Taste of Power

Rukia asked Mr. Mwila if our group could have more time. She had five written pages of information and she wanted to use them all. He commended her on her thoroughness, but said the idea of presenting a subject is the ability to focus. “Pick out your strongest points and use your allotted time to present them. Two minutes for each speaker, and no more.”

Danny the K said they were ready to blow us to smithereens.

Ellis asked if we wanted to go first, but I did one of his numbers. I shrugged.

“You’re pro woman president,” he said.

“So,” I said.

“So . . . you know.” He could barely look me in the face. “It’s pro and con. So you should go first.”

I shrugged again.

“Yeah,” Rukia said. “You do the first argument. Then Danny goes next. Then me and then Ellis.” Her eyes lit up and she said, “Then we ask the class to vote by show of hands. Should a woman run for president or not?”

“Hey, that’s good,” I said, thoroughly surprised.

Ellis nodded and said, “Okay.”

“We already know who’s going to win,” Danny bragged. “It’s in the bag.”

I went first. Two minutes seemed to go on forever, but I had my points ready. I had practiced. I knew each point by heart, although I kept my paper in front of me. And before I knew it, I was saying my conclusion, and Danny had begun his argument on why women could not make important decisions about war or about the prices of oil and gas. Then he said in his conclusion that women were better cooking with oil and passing gas. Mr. Mwila had to give one hard hand clap and shout, “Decorum, class three,” to settle things down. Rukia spoke jackrabbit fast to jam in as many women leaders in her two minutes as she could. She ended by saying that we’d already had a woman president during World War II. That Eleanor Roosevelt ran the country when her husband, the president, was sick. Then Ellis gave his reasons why men were made to be leaders and women were not. He almost sounded like Pa.

Mr. Mwila congratulated us on our presentations. He said we all did a fine job presenting our subject and making our arguments. Then we voted.

All the girls said women should run for president if they wanted to. But all the boys raised their hands to vote “No.” Then Michael S. gave Lucy one of those Michael S. looks, and Lucy changed her vote. The boys won.

Before Danny the K could say something clowny, Mr. Mwila wagged his finger and said, “Upperclassmen, be gracious.” Then he turned to me. “An excellent presentation, Miss Gaither.” He smiled warmly and added, “Well done, Miss Marshall.”

When we returned to our seats, Ellis smiled a little and said, “Sorry, you . . . sorry.”
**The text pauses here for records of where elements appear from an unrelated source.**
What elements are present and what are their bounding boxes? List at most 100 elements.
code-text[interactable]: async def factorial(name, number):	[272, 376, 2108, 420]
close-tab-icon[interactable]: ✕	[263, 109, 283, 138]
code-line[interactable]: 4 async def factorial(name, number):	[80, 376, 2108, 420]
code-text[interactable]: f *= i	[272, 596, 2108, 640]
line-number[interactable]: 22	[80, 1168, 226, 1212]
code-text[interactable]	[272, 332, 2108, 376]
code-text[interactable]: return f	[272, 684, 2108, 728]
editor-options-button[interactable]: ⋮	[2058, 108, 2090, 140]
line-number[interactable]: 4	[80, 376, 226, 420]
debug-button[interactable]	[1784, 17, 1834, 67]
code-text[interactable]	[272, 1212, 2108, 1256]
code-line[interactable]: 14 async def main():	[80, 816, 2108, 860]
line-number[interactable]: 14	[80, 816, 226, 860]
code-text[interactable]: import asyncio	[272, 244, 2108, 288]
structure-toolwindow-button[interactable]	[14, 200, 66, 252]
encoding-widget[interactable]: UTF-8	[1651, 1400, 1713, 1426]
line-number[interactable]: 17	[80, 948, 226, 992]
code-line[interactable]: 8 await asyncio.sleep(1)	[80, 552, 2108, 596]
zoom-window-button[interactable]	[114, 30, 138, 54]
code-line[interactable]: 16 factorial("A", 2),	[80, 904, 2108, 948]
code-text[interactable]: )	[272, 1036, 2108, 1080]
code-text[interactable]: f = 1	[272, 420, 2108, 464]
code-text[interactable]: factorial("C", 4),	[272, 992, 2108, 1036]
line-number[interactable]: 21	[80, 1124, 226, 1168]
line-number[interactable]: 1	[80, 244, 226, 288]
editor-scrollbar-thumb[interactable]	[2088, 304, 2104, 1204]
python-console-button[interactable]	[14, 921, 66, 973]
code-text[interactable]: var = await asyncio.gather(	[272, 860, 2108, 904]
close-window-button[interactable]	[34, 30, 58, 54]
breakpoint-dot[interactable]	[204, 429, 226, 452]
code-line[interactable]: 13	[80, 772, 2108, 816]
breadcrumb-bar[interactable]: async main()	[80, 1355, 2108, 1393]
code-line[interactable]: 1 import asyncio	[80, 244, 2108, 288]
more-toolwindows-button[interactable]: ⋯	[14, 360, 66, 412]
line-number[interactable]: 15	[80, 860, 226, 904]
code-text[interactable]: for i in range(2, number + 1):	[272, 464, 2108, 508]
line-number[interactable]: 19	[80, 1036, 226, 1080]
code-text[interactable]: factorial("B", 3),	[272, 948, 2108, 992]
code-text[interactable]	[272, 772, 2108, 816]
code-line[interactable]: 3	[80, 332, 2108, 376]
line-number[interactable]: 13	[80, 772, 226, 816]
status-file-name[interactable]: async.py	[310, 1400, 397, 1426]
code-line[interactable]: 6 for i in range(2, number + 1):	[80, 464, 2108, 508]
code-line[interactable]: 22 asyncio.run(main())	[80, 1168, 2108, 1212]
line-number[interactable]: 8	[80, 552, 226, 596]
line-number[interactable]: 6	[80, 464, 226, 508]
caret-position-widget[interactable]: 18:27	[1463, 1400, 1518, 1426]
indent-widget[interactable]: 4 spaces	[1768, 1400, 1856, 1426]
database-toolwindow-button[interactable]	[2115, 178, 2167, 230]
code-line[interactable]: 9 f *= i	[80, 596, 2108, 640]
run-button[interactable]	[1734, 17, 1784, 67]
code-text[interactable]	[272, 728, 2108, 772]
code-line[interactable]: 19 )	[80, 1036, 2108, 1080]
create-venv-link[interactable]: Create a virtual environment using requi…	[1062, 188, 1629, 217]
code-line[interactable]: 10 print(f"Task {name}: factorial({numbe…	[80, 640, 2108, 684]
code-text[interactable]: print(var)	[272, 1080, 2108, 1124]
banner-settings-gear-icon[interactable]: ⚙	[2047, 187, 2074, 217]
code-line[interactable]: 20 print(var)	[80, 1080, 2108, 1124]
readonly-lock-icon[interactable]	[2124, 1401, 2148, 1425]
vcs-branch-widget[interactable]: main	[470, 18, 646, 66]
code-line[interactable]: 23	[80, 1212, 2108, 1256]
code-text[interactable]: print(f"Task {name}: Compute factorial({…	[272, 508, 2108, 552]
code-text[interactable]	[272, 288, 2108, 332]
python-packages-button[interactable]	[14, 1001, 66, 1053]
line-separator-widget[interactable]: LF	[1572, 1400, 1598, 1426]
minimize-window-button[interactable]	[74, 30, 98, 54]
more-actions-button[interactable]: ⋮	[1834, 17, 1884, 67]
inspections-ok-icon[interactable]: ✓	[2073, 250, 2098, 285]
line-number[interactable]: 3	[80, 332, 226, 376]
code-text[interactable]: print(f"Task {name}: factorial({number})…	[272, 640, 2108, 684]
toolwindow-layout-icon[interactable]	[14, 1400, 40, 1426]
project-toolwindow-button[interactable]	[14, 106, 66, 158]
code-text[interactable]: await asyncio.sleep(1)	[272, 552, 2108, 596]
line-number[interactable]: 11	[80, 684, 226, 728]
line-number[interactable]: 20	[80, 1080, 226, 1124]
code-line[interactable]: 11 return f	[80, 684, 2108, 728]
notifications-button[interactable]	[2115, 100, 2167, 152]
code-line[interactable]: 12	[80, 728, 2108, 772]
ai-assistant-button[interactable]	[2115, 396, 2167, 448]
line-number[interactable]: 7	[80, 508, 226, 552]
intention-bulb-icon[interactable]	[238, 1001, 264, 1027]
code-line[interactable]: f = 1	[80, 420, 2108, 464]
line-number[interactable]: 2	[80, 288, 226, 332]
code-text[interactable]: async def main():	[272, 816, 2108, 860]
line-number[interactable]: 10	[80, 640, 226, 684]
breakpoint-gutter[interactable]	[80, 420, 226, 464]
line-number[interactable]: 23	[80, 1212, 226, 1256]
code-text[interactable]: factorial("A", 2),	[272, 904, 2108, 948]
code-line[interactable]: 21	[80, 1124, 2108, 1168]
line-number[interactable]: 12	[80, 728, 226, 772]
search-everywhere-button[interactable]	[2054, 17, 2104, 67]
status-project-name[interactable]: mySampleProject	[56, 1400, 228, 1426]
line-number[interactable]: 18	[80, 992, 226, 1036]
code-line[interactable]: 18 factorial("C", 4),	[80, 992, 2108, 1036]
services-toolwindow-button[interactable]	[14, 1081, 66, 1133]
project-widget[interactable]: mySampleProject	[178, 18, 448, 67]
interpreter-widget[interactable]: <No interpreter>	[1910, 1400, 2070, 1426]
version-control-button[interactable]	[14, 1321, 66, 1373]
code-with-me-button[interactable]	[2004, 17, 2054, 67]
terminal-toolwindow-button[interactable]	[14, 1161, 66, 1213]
On Tuesday night, Big Ma finally had something to cheer about. She got the president that she prayed for. Pa wasn’t too pleased that his candidate, Hubert Humphrey, had lost the election. He said no black person in the US should have voted for “Tricky Dick Nixon.” Big Ma said she wasn’t black. She was colored. Then Vonetta said, “And Negro on Sunday.” And Fern said, “A Sunday Negro. Surely is.” Uncle Darnell said he hoped someone good would run in the next election when he was old enough to vote.

Mrs. was down at the Shirley Chisholm campaign headquarters celebrating her candidate’s win. Big Ma couldn’t believe the people in New York voted Shirley Chisholm in as their congressman. She said, “Where’s your wife, son? Out there politicking and not taking care of her husband. That Shirley Chisholm already breaking up homes.”

Pa paid Big Ma no mind. He and I stayed glued to the local news, hoping to spot Mrs. at the campaign headquarters reveling in the victory. Much to my surprise there were hundreds of people cheering on our new congressman, when I thought it would be just a handful of people.

Or was that congresswoman like upperclasswoman?

Pa tried to be nice about it. He said, “It’s good to have a black person representing the people.”

Big Ma said, “She black, all right.” And I knew how Big Ma meant what she said, and that it wasn’t nice or Christian-like. My sisters and I were about the same color as our new congressman. Woman.

I knew it was a good thing. An incredible thing. But I wasn’t sure if her victory made a dent. Was it real power, like the Black Panthers mean power, or was it just a taste of power? Like Vonetta being the saver. Vonetta was doing a good job, but it didn’t mean everything had changed. She washed dishes and tried to scrub the bathtub, but I still had to get after her to hang up her school clothes instead of throwing them on the floor.